The Boston Globe just published a story about allegedly lavish spending by the leadership of the Global Fund to Fight AIDS, Tuberculosis, and Malaria. The fund is a large non-governmental organization (NGO), a foundation under Swiss law, that spends billions to fight infectious disease in less-developed countries.
The Boston Globe article was based on an internal report by the Fund's Inspector General, and a separate investigation by the World Health Organization (WHO). The article focused on spending by the Fund's outgoing director, Dr Richard G A Feachem. The report apparently said that his spending entailed "potential risks," and "could be perceived as unnecessarily lavish by donors." Details included spending "between $91 and $930 a day for limousines in London, Paris, Rome, Washington, and San Francisco, averaging $376 a day," also he spent "typically $50 to $100 per person" on meals, and also spent money on such things as renting a suit of clothes ($225). The report also included "flowers for staff members," "$8780 for a boat cruise on Lake Geneva in Switzerland," etc. Thus, it concluded, "senior management failed to convey and reinforce the need for careful and prudent use of donor funds."
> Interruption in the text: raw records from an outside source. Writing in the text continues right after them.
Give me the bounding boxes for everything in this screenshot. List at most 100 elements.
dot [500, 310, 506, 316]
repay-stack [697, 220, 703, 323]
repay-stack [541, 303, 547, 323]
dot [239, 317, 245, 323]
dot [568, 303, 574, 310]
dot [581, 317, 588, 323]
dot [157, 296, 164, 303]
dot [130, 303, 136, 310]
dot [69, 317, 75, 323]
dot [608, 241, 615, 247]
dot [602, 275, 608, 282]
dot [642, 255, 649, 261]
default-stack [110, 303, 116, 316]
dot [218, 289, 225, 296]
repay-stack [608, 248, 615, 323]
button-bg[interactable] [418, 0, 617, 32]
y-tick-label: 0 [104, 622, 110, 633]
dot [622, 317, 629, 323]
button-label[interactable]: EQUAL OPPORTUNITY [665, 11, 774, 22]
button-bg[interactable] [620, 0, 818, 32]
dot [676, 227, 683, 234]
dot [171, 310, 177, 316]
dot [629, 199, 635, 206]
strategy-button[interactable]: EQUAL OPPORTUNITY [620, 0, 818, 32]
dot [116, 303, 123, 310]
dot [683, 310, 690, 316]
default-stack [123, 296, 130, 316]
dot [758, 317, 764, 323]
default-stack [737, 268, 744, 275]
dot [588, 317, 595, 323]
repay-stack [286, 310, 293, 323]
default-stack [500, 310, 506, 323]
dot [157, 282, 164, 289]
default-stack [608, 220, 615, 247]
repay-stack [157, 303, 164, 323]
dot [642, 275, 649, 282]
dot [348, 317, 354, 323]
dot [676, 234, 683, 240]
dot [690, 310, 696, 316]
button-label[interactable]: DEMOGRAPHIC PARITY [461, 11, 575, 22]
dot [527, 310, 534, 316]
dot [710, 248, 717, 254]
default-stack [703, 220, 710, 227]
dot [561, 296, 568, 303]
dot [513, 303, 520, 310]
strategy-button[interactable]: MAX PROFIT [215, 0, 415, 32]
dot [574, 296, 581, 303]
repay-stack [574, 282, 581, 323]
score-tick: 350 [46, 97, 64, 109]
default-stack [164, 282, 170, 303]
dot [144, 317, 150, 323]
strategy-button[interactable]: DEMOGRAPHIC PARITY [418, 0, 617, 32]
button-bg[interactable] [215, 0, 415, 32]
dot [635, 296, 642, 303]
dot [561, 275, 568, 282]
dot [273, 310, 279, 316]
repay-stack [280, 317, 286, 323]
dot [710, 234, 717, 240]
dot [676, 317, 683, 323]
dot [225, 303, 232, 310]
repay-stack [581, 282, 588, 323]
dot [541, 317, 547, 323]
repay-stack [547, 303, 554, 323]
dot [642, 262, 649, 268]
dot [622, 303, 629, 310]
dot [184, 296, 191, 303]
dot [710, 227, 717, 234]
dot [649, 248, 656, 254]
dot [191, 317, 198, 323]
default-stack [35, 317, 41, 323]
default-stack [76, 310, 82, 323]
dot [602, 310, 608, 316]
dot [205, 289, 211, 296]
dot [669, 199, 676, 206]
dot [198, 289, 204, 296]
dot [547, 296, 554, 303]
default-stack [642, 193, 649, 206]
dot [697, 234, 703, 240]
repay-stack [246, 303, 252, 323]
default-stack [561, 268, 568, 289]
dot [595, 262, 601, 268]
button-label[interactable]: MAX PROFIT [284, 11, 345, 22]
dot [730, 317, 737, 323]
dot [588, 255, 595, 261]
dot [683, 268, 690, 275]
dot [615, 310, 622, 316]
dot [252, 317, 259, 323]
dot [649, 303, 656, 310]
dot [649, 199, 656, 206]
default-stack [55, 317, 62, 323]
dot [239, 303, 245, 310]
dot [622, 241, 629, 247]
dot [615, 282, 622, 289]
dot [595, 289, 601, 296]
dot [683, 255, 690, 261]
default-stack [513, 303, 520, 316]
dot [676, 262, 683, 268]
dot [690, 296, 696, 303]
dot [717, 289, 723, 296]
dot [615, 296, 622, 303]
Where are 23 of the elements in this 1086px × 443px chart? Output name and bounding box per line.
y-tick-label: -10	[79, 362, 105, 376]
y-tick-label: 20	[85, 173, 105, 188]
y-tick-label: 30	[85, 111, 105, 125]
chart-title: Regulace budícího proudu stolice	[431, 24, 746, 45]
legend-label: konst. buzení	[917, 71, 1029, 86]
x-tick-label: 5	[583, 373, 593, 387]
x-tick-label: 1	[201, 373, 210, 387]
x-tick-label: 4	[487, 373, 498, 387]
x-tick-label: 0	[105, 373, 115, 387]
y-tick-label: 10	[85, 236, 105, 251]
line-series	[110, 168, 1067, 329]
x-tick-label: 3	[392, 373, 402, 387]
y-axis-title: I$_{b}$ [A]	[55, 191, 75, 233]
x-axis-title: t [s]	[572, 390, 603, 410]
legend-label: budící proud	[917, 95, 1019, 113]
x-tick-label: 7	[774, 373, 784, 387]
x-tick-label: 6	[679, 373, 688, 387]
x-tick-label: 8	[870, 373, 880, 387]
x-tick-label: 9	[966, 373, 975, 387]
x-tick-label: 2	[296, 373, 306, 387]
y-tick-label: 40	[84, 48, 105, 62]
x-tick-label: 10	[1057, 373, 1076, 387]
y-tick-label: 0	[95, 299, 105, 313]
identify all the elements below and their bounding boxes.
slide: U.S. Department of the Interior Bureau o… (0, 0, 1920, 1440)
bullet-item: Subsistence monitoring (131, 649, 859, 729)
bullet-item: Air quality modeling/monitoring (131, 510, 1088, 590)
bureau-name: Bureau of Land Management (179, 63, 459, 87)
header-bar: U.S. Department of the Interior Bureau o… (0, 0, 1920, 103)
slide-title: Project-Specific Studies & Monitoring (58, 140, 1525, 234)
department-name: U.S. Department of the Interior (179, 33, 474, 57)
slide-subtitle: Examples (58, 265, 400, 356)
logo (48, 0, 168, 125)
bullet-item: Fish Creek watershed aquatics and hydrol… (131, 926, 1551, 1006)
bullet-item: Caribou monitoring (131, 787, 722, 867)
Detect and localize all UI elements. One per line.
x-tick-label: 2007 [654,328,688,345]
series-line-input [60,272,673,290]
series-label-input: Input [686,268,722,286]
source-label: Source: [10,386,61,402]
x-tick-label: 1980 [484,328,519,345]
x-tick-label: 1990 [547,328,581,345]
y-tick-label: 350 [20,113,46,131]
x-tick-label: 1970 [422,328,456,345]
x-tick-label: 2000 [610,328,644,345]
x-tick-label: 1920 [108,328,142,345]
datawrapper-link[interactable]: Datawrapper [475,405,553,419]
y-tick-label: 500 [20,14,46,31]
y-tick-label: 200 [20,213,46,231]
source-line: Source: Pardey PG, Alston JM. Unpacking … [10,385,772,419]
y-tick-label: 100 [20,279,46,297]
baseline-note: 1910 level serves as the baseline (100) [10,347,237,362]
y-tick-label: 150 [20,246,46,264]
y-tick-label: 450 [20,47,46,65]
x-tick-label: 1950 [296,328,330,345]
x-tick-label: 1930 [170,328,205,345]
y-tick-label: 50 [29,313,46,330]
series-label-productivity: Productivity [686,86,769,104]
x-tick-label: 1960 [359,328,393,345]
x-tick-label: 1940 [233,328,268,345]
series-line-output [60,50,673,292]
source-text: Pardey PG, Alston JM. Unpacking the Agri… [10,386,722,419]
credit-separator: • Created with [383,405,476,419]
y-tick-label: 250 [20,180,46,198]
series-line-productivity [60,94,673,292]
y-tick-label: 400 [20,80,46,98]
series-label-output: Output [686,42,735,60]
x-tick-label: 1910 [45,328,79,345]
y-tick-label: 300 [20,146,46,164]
The Globe article also noted that Feachem's pay is relatively high for a leader of a public health organization whose mission is to help people in poor countries. Feachem got $320 K a year, tax-free, which included a $70 K housing subsidy.
Furthermore, "Global Fund leaders went to great lengths to keep both reports secret. The full board was not given copies of the inspector general's report, according to members. They said they were allowed to read WHO's report for just a few hours in a room and could not keep copies."
The Globe article quoted Allan Rosenfield, dean of Columbia University's Mailman School of Public Health, "The board has allowed this to happen. They should be held accountable as well." Also, said Willem Landman, CEO of the Ethics Institute of South Africa, "I'm familiar with the cost of limousines in New York City, but this is beyond the pale."
Spokespeople for the Global Fund disputed the Globe's allegations. The Fund's web-site also has a rebuttal posted. Spokesman Jon Liden said, "when you read through the entire report, it becomes clear we are dealing with a report of extraordinarily poor quality in terms of accuracy, context, and fairness." Keep in mind, however, that he is referring to the report by the Global Fund's own Inspector General, not the Boston Globe news article. Lieve Fransen, Deputy Chairwoman of the Fund's board, defended keeping the report secret, "making these reports public would undermine people's dignity, credibility, right to defense, and would undermine the credibility of the Global Fund."
In my humble opinion, for the leaders of an NGO whose mission is to fight infectious diseases in poor countries to use the organization's money for limousines, expensive restaurants, and relatively lavish salaries does not engender confidence in their dedication to the organization's mission. Neither does the leadership's criticism of the work of their own Inspector General, and their attempts to keep his report secret.
The inclination of leaders of many health care organizations to put their own pocket-books and comfort ahead of the organization's mission seems to be an important reason why health care is so expensive, yet produces relatively so little value for the amount spent. It is particularly grievous when people who are already disadvantaged receive poor value for what little is spent on them.